Now with almost as many years of practice experience as Morris had then, I can say that I agree with him wholeheartedly. While Eagle referred to psychological growth that afternoon, I propose that a failure to mourn impedes psychological, relational, social, political and spiritual growth. Further, I contend that the Catholic crisis of corrupted power, mis-defined as a sexual abuse crisis, has been marked by a colossal failure of mourning among too many within almost every Church constituency. This failure to mourn has influenced corrupt power plays among the hierarchy; manic attempts to restore the forever gone among some victims; denial, silence and empty platitudes among many priests; and studied naivete among a large portion of laity. So – in other words, I may offend everyone sitting here tonight!
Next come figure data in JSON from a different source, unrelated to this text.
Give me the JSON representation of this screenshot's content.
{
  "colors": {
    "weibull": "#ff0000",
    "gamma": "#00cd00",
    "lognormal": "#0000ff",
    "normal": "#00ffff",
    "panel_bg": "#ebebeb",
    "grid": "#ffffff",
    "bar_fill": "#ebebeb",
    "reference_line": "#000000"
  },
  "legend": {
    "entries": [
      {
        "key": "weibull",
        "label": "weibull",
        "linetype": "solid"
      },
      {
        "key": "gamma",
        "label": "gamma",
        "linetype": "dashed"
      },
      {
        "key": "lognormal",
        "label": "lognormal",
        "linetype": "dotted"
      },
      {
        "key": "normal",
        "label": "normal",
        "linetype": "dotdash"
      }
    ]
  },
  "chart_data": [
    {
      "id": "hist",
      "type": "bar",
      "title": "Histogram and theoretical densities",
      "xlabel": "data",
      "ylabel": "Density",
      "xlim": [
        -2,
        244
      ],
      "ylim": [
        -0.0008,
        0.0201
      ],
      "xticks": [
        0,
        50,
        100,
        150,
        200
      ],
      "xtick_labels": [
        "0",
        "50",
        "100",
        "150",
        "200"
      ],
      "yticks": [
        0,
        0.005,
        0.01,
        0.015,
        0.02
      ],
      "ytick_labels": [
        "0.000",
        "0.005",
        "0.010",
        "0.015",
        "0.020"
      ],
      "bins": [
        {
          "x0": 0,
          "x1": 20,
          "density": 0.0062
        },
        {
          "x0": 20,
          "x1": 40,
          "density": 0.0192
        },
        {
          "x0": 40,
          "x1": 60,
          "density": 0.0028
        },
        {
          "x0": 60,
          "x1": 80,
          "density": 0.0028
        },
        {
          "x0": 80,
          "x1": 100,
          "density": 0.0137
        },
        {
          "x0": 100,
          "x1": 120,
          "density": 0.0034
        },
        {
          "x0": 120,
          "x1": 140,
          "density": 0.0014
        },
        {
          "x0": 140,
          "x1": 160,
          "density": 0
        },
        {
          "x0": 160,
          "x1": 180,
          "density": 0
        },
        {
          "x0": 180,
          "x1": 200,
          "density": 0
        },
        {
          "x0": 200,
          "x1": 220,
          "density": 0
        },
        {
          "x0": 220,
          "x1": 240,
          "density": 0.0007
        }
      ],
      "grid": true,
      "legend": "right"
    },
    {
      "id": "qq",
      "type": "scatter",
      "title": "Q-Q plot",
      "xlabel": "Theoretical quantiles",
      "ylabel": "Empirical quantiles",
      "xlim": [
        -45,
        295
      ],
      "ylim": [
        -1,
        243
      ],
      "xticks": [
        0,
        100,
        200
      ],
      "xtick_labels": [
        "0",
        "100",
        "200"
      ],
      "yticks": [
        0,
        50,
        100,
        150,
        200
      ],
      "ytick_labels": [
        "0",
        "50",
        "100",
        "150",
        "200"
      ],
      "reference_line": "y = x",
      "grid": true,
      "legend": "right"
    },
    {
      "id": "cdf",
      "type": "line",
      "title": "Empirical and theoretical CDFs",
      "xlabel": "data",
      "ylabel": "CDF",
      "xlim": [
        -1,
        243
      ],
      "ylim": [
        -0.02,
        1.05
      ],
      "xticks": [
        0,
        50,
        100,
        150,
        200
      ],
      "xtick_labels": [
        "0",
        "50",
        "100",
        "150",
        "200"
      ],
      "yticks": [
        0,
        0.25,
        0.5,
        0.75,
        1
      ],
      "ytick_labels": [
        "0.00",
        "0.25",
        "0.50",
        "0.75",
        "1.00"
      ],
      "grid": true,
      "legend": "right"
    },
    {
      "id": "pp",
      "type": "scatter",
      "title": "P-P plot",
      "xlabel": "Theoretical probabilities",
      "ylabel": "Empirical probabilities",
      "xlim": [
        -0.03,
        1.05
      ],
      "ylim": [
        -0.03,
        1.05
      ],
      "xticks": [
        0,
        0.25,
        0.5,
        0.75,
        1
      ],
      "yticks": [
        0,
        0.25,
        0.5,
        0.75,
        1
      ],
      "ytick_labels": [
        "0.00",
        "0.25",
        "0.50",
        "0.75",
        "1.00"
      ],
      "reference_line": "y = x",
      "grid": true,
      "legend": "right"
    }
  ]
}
But, let me begin anyway……

Introduction to Mourning

No one makes it from the cradle to the grave without confronting deep, even heartbreaking, disappointments, betrayals, and losses. There are life’s inevitable losses. From the pre-schooler who is rushed to the ER with a burst appendix and has to spend Halloween in the pediatric ward instead of trick or treating with his fellow goblins and ghouls; to the high school senior who gets only a one-page rejection from her first choice college; to the husband and father who comes back from lunch on Friday to find a pink slip announcing his part in the latest corporate downsizing; to the marathon running 50-something year old whose annual mammogram shows a nasty lump; to the ninety-year young senior widowed after 60 years of good enough marriage; we all are subject to assaults that shift the ground we once found firm and challenge much of what we thought we knew about life, people, ourselves and the Divine.